Passions Between Women: British Lesbian Culture 1668-1801
Emma Donoghue
HarperCollins
1993
Even a devout nonfiction reader like myself is occasionally wary of books with colons in the title—that small bit of punctuation is often a sign of prose drier than melba toast. I was pleased, then, to discover that Emma Donoghue's history of British lesbians, Passions Between Women, was much more along the lines of a fresh sesame bagel. There are plenty of footnotes for those who would like to follow up with original sources, but it is rare to find a scholarly work that reads so smoothly and so well.

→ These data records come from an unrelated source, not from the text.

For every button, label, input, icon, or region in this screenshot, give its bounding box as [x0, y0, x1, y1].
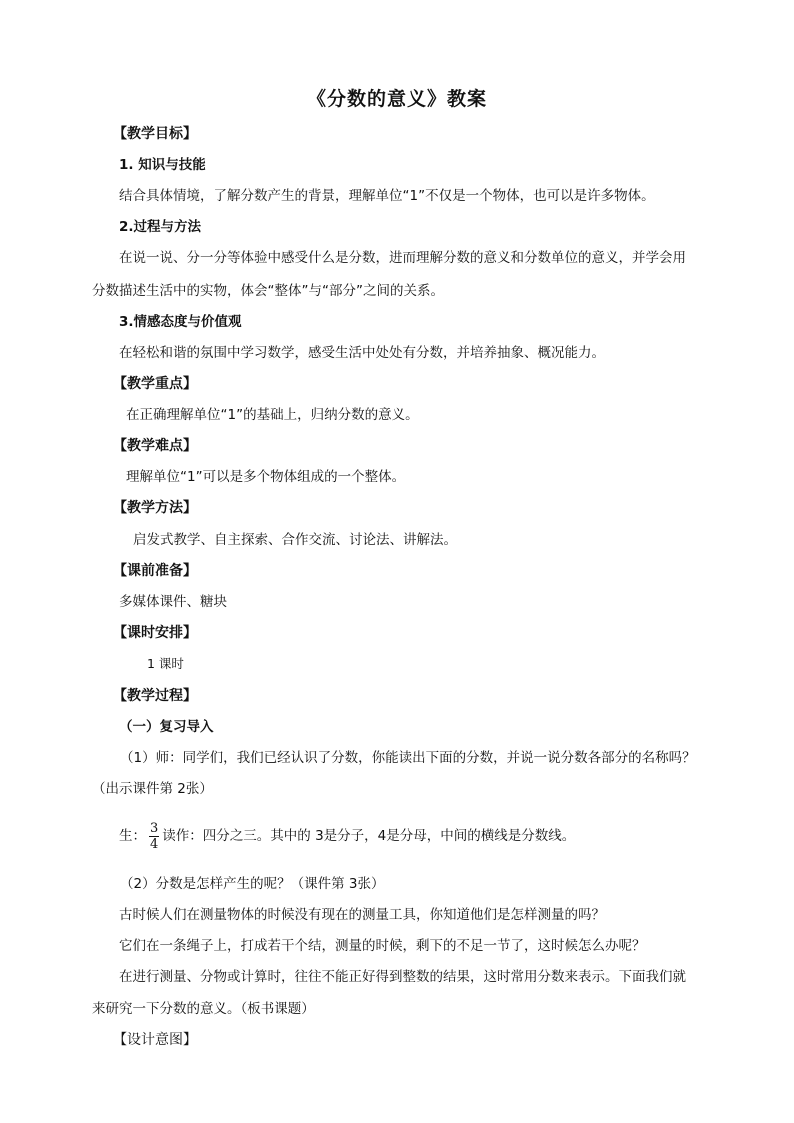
process-text-1: 在说一说、分一分等体验中感受什么是分数，进而理解分数的意义和分数单位的意义，并学会用 — [119, 250, 686, 266]
review-question-line1: （1）师：同学们，我们已经认识了分数，你能读出下面的分数，并说一说分数各部分的名称吗？ — [120, 750, 696, 766]
design-intent-heading: 【设计意图】 — [113, 1032, 197, 1048]
subheading-attitude: 3.情感态度与价值观 — [119, 314, 242, 330]
origin-question: （2）分数是怎样产生的呢？（课件第 3张） — [120, 876, 385, 892]
subheading-knowledge: 1. 知识与技能 — [119, 157, 206, 173]
goal-heading: 【教学目标】 — [113, 126, 197, 142]
key-heading: 【教学重点】 — [113, 376, 197, 392]
prep-heading: 【课前准备】 — [113, 563, 197, 579]
prep-text: 多媒体课件、糖块 — [119, 594, 227, 610]
key-text: 在正确理解单位“1”的基础上，归纳分数的意义。 — [126, 407, 419, 423]
subheading-process: 2.过程与方法 — [119, 219, 202, 235]
fraction-numerator: 3 — [150, 820, 159, 836]
difficulty-heading: 【教学难点】 — [113, 438, 197, 454]
time-text: 1 课时 — [147, 656, 184, 671]
difficulty-text: 理解单位“1”可以是多个物体组成的一个整体。 — [126, 469, 406, 485]
attitude-text: 在轻松和谐的氛围中学习数学，感受生活中处处有分数，并培养抽象、概况能力。 — [119, 345, 605, 361]
review-question-line2: （出示课件第 2张） — [92, 781, 213, 797]
process-heading: 【教学过程】 — [113, 688, 197, 704]
knowledge-text: 结合具体情境，了解分数产生的背景，理解单位“1”不仅是一个物体，也可以是许多物体。 — [119, 188, 655, 204]
measurement-text-1: 在进行测量、分物或计算时，往往不能正好得到整数的结果，这时常用分数来表示。下面我们就 — [119, 969, 686, 985]
part1-heading: （一）复习导入 — [119, 719, 214, 735]
rope-knot-question: 它们在一条绳子上，打成若干个结，测量的时候，剩下的不足一节了，这时候怎么办呢？ — [119, 938, 646, 954]
ancient-measure-question: 古时候人们在测量物体的时候没有现在的测量工具，你知道他们是怎样测量的吗？ — [119, 907, 605, 923]
fraction-three-quarters — [149, 821, 159, 852]
document-title: 《分数的意义》教案 — [306, 88, 487, 110]
measurement-text-2: 来研究一下分数的意义。（板书课题） — [92, 1001, 315, 1017]
method-text: 启发式教学、自主探索、合作交流、讨论法、讲解法。 — [133, 532, 457, 548]
student-prefix: 生： — [119, 828, 146, 844]
method-heading: 【教学方法】 — [113, 500, 197, 516]
student-answer-text: 读作：四分之三。其中的 3是分子，4是分母，中间的横线是分数线。 — [162, 828, 576, 844]
time-heading: 【课时安排】 — [113, 625, 197, 641]
fraction-denominator: 4 — [150, 836, 159, 852]
process-text-2: 分数描述生活中的实物，体会“整体”与“部分”之间的关系。 — [92, 283, 444, 299]
student-answer-line — [119, 816, 704, 856]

While Passions Between Women ostensibly focuses on a very specific period of time, the "long eighteenth century" as Donoghue puts it, the issues it raises have tendrils that reach down to current times. She discusses the sexual shyness of that time, while showing that there are plenty of lesbian references to find in the texts and tracts still remaining. More surprisingly, they are not always covert references; while there are the usual mentions of "particular friendships" and "unnatural fondness for women," there are also mentions of tribades and direct comparisions to that most notoriuous of classical lesbians, Sappho. As Donoghue says in the introduction,
Passions Between Women is not just about those women who seem to have perceived themselves as sexual deviants or rebels; it also includes many texts about spinsters, romantic friends and even women who passed as men…Passions Between Women is not just about the relatively small percentage of women who might have had the knowledge and courage to admit to themselves that they were (in Anne Lister's phrase) "too fond of women"; it is also concerned with stories of women's passionate fondness for women, whether or not the characters or authors seem to think this fondness excessive or deviant.

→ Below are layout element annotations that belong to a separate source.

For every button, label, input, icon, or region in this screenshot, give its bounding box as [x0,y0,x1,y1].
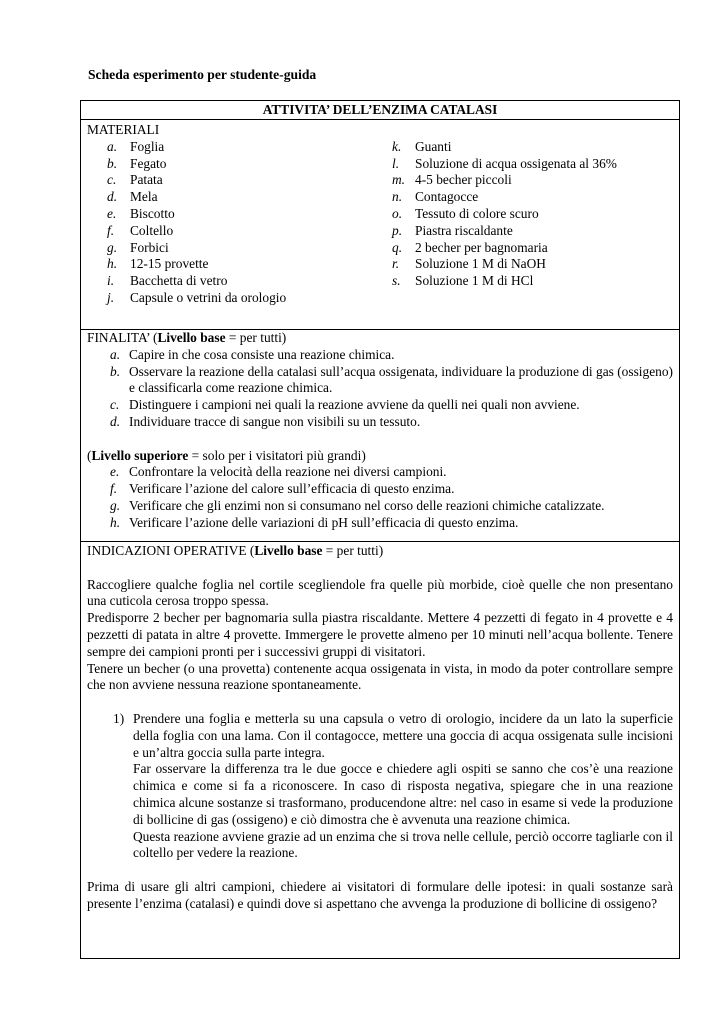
item-text: Tessuto di colore scuro [415,205,539,221]
finalita-item [87,515,673,532]
item-text: 4-5 becher piccoli [415,172,512,188]
item-letter: b. [110,363,121,379]
item-text: Foglia [130,138,165,154]
material-item [107,256,387,273]
finalita-superiore-list [87,464,673,531]
step-1-text-b: Far osservare la differenza tra le due gocce e chiedere agli ospiti se sanno che cos’è una reazione chimica e come si fa a riconoscere. In caso di risposta negativa, spiegare che in una reazione chimica alcune sostanze si trasformano, producendone altre: nel caso in esame si vede la produzione di bollicine di gas (ossigeno) e ciò dimostra che è avvenuta una reazione chimica. [133,761,673,827]
item-text: Guanti [415,138,452,154]
item-text: Soluzione di acqua ossigenata al 36% [415,155,617,171]
materials-left-column [107,139,387,307]
material-item [107,172,387,189]
item-letter: r. [392,256,400,272]
item-letter: g. [107,239,118,255]
material-item [107,139,387,156]
material-item [392,256,672,273]
material-item [392,273,672,290]
finalita-superiore-heading: (Livello superiore = solo per i visitatori più grandi) [87,447,366,463]
step-1-number: 1) [113,710,125,726]
item-letter: n. [392,189,403,205]
item-text: Bacchetta di vetro [130,273,228,289]
item-letter: f. [107,222,115,238]
item-letter: m. [392,172,406,188]
finalita-heading: FINALITA’ (Livello base = per tutti) [87,330,287,345]
item-text: Coltello [130,222,174,238]
finalita-item [87,347,673,364]
step-1-text-a: Prendere una foglia e metterla su una capsula o vetro di orologio, incidere da un lato la superficie della foglia con una lama. Con il contagocce, mettere una goccia di acqua ossigenata sulle incisioni e un’altra goccia sulla parte integra. [133,710,673,760]
indicazioni-heading: INDICAZIONI OPERATIVE (Livello base = per tutti) [87,543,384,558]
materials-right-column [392,139,672,290]
item-text: Individuare tracce di sangue non visibili su un tessuto. [129,413,421,429]
item-text: Capire in che cosa consiste una reazione chimica. [129,346,395,362]
item-letter: j. [107,289,115,305]
item-letter: a. [107,138,118,154]
item-text: Soluzione 1 M di HCl [415,273,534,289]
item-letter: f. [110,481,118,497]
finalita-item [87,464,673,481]
item-letter: i. [107,273,115,289]
item-text: Confrontare la velocità della reazione nei diversi campioni. [129,464,447,480]
material-item [107,206,387,223]
indicazioni-paragraph-1: Raccogliere qualche foglia nel cortile scegliendole fra quelle più morbide, cioè quelle che non presentano una cuticola cerosa troppo spessa. [87,576,673,609]
item-letter: e. [110,464,120,480]
item-letter: c. [107,172,117,188]
item-text: Fegato [130,155,167,171]
item-text: Verificare l’azione delle variazioni di pH sull’efficacia di questo enzima. [129,514,519,530]
finalita-item [87,414,673,431]
material-item [392,240,672,257]
material-item [107,273,387,290]
indicazioni-paragraph-2: Predisporre 2 becher per bagnomaria sulla piastra riscaldante. Mettere 4 pezzetti di fegato in 4 provette e 4 pezzetti di patata in altre 4 provette. Immergere le provette almeno per 10 minuti nell’acqua bollente. Tenere sempre dei campioni pronti per i successivi gruppi di visitatori. [87,610,673,659]
item-text: Contagocce [415,189,479,205]
material-item [392,189,672,206]
finalita-item [87,364,673,398]
material-item [107,240,387,257]
item-text: Capsule o vetrini da orologio [130,289,287,305]
item-letter: h. [110,514,121,530]
item-letter: h. [107,256,118,272]
item-letter: s. [392,273,401,289]
item-text: Verificare che gli enzimi non si consumano nel corso delle reazioni chimiche catalizzate. [129,497,605,513]
item-letter: e. [107,205,117,221]
item-text: Distinguere i campioni nei quali la reazione avviene da quelli nei quali non avviene. [129,397,580,413]
item-letter: k. [392,138,402,154]
indicazioni-paragraph-3: Tenere un becher (o una provetta) contenente acqua ossigenata in vista, in modo da poter controllare sempre che non avviene nessuna reazione spontaneamente. [87,660,673,693]
material-item [107,156,387,173]
step-1-text-c: Questa reazione avviene grazie ad un enzima che si trova nelle cellule, perciò occorre tagliarle con il coltello per vedere la reazione. [133,828,673,861]
material-item [392,156,672,173]
material-item [107,290,387,307]
material-item [392,139,672,156]
material-item [392,172,672,189]
item-letter: c. [110,397,120,413]
item-text: Patata [130,172,163,188]
step-1 [87,711,673,862]
material-item [392,223,672,240]
item-letter: g. [110,497,121,513]
activity-table [80,100,680,959]
finalita-item [87,481,673,498]
item-letter: b. [107,155,118,171]
item-letter: q. [392,239,403,255]
indicazioni-section [81,541,679,958]
indicazioni-paragraph-4: Prima di usare gli altri campioni, chiedere ai visitatori di formulare delle ipotesi: in quali sostanze sarà presente l’enzima (catalasi) e quindi dove si aspettano che avvenga la produzione di bollicine di ossigeno? [87,878,673,911]
material-item [107,223,387,240]
item-text: 12-15 provette [130,256,209,272]
item-letter: o. [392,205,403,221]
item-text: Soluzione 1 M di NaOH [415,256,546,272]
material-item [107,189,387,206]
item-letter: d. [110,413,121,429]
material-item [392,206,672,223]
table-title: ATTIVITA’ DELL’ENZIMA CATALASI [262,102,498,117]
item-letter: p. [392,222,403,238]
finalita-item [87,498,673,515]
sheet-title: Scheda esperimento per studente-guida [88,67,317,82]
item-letter: l. [392,155,400,171]
item-text: Verificare l’azione del calore sull’efficacia di questo enzima. [129,481,455,497]
item-letter: d. [107,189,118,205]
finalita-base-list [87,347,673,431]
item-letter: a. [110,346,121,362]
finalita-section [81,329,679,542]
materials-section [81,119,679,329]
item-text: Biscotto [130,205,175,221]
item-text: Forbici [130,239,169,255]
materials-heading: MATERIALI [87,122,160,137]
item-text: Mela [130,189,158,205]
item-text: 2 becher per bagnomaria [415,239,548,255]
item-text: Piastra riscaldante [415,222,513,238]
finalita-item [87,397,673,414]
item-text: Osservare la reazione della catalasi sull’acqua ossigenata, individuare la produzione di gas (ossigeno) e classificarla come reazione chimica. [129,363,673,396]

Donoghue divides her discussion into four main sections, which blend and overlap considerably: gender blurring (including female transvestitism and hermaphrodites, real and imagined), romantic/passionate friendships, sex, and communities of women (including religious communities). In each section, she carefully examines the historical records of the time, especially literature, newspapers and tracts, and medical writings. She documents many women lost to history who managed to live in various types of romantic partnership with other women. This was sometimes on their own terms and sometimes not, and Donoghue takes particular care not to place a a current cultural overlay onto these women and the way they saw themselves. It seems to have been true that while many of the women she describes were "lesbians" in modern terms, both sexually and socially, it is not always true that they saw themselves as different in any way or as members of a deviant class.
Passions Between Women is an important addition to the ever-growing library of lesbian history. Donoghue's scholarship and research are careful and wide-ranging, and her presentation of this dense historical information is well-written and entertaining.